DOPO GRECIA E SPAGNA, ARRIVERA’ ANCHE PER L’ITALIA IL GIORNO DELLA “CESSIONE DI SOVRANITÀ” - ALTRO CHE ART.18, AL MACERO ANDRÀ L’INTERO STATUTO DEI LAVORATORI A FAVORE DI UNA PIENA LIBERALIZZAZIONE DEL MERCATO DEL LAVORO, COMPRESO IL LICENZIAMENTO SENZA GIUSTA CAUSA
Francesco Bonazzi per Dagospia
Il vento di Città della Pieve comincia a spirare e non è quello che ci ha raccontato Renzie. Più passano i giorni dall’incontro nel borgo umbro tra Mario Draghi e il nostro premier e più appare chiaro che quando il presidente della Bce parlava di “cessione di sovranità” per fare le riforme non era una semplice ipotesi accademica.
E la prima risposta di Pittibimbo, “decidiamo noi”, era l’ultima spacconata di una fase ormai conclusa in cui si poteva pensare di aggiustare i conti giocando con la fisarmonica della “spending review”.
Dopo l’uscita degli ultimi dati Istat è diventato chiaro che l’Italia non solo non riuscirà a mantenere gli impegni sulla riduzione del debito, ma che faticherà anche a mantenere il rapporto deficit/pil nei limiti del 3%. E man mano che ci si avvicina al vertice europeo di fine mese si fa strada l’ipotesi dello scambio politico tra riforme e rigore sui conti pubblici.
In sostanza, i paesi più in difficoltà, guidati da Italia e Francia, s’impegnerebbero ad adottare le riforme considerate prioritarie dall’Europa in cambio di uno sconto sul pareggio di bilancio e sul contenimento dei deficit per il 2015.
Siamo di fronte a quella “cessione di sovranità” di cui parlava Draghi e che a questo punto c’è motivo di ritenere sia stata spiegata nei minimi particolari a Renzie nel faccia a faccia di Città della Pieve.
Già, ma quali sono queste riforme “prioritarie” per l’Europa? In Italia è sempre più chiaro che si tratta della riforma del lavoro, già fatta con un certo successo dalla Spagna, che infatti ha ripreso a correre. Su questa, gira più di un’illusione. La più vistosa è che basterà togliere l’articolo 18 per i nuovi assunti per tre anni, salvando al contempo il divieto di licenziamento senza giusta causa per tutti gli altri.
Le riforme che rischiamo di farci chiedere dall’Europa sono un po’ più corpose e vanno oltre una semplice moratoria. L’articolo 18 rischia nel suo complesso ed è tutto lo Statuto dei lavoratori del Settanta a essere in discussione, con una piena liberalizzazione del mercato del lavoro. Non è un caso che Renzie, tentando di schivare la polemica sul singolo articolo 18, abbia detto che è tutto lo Statuto a dover essere messo sotto esame.

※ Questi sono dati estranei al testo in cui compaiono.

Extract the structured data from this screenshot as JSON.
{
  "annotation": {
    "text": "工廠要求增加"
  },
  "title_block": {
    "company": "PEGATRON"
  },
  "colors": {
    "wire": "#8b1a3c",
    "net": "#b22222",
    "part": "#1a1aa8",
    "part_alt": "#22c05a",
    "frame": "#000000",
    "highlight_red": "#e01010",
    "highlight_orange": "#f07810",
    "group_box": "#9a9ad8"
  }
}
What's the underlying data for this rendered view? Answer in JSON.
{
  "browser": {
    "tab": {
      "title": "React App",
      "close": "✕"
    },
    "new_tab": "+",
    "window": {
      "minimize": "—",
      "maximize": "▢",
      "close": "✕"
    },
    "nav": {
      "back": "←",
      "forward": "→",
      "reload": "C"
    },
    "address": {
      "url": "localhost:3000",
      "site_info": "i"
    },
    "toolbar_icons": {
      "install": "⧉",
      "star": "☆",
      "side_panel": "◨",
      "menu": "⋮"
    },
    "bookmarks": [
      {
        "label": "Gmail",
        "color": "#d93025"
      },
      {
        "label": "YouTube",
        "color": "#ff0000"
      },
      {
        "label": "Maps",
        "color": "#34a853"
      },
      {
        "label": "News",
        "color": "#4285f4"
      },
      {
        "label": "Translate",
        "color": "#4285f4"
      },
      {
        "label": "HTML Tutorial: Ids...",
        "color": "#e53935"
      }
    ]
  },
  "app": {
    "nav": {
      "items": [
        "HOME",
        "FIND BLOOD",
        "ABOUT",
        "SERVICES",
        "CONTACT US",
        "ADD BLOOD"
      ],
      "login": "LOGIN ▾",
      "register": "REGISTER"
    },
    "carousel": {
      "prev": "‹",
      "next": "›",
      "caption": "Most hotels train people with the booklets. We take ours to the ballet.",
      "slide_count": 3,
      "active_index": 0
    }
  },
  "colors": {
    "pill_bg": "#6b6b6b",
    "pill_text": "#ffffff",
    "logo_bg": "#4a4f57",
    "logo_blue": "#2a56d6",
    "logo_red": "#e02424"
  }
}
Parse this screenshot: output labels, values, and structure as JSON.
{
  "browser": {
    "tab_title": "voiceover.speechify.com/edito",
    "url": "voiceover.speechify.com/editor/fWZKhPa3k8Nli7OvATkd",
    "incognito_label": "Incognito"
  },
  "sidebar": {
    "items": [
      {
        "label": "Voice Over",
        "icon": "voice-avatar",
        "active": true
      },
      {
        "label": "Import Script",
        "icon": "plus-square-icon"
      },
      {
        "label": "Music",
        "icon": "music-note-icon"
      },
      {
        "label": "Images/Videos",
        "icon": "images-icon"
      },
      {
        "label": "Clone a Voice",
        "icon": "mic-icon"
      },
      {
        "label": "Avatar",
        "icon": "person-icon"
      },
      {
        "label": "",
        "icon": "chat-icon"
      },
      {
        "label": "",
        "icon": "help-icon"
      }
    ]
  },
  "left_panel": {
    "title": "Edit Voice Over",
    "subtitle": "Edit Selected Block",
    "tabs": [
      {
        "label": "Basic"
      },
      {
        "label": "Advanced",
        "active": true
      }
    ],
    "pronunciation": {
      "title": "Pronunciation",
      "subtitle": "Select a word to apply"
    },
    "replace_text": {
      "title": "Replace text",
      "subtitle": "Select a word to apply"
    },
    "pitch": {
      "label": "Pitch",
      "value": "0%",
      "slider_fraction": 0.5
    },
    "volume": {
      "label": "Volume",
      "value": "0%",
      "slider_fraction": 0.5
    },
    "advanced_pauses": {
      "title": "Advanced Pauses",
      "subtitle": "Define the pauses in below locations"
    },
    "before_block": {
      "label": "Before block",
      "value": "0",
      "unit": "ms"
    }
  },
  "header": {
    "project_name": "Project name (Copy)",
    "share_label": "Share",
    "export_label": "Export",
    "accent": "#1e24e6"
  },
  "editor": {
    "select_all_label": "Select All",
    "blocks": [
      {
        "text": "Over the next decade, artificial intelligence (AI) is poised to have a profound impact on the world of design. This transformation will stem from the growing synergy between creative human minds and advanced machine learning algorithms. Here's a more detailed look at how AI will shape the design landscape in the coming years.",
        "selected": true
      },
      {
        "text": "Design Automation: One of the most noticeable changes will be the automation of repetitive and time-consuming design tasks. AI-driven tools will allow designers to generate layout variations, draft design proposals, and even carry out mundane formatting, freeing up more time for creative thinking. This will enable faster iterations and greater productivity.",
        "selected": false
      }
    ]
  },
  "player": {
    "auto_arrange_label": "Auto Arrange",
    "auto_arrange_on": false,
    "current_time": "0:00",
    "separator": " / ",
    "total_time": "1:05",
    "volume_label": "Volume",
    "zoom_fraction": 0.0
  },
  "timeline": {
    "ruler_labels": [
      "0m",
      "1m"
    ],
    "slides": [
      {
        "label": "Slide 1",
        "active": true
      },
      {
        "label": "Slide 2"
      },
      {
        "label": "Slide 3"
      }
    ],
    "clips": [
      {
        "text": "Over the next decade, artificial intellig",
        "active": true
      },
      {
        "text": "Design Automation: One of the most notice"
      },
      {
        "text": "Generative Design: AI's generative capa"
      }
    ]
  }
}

Da ora in poi, con il vento di Città della Pieve che soffia sulle riforme, comprese quella fiscale e della giustizia civile, a Renzie e al suo governo non sarà più consentito di balbettare e chi pensa di potersi trastullare in autunno con la sola riforma elettorale sbaglia di grosso.
Sbaglierebbe di grosso anche chi, entrando in una nuova era di “scambi di sovranità” con Bruxelles, pensasse che l’Italia questa volta possa limitarsi a fare il compitino con un po’ di tagli qua e là e promettendo riforme poi da attuare con comode leggi delega quando si trova tempo. All’Italia verrà richiesto di fare riforme “vere”, che incidono nella carne, che fanno discutere e smuovono le acque davvero, com’è avvenuto in Grecia e in Spagna. Quel po’ di comprensione sui parametri di Maastricht e sul Fiscal compact non sarà un pasto gratis.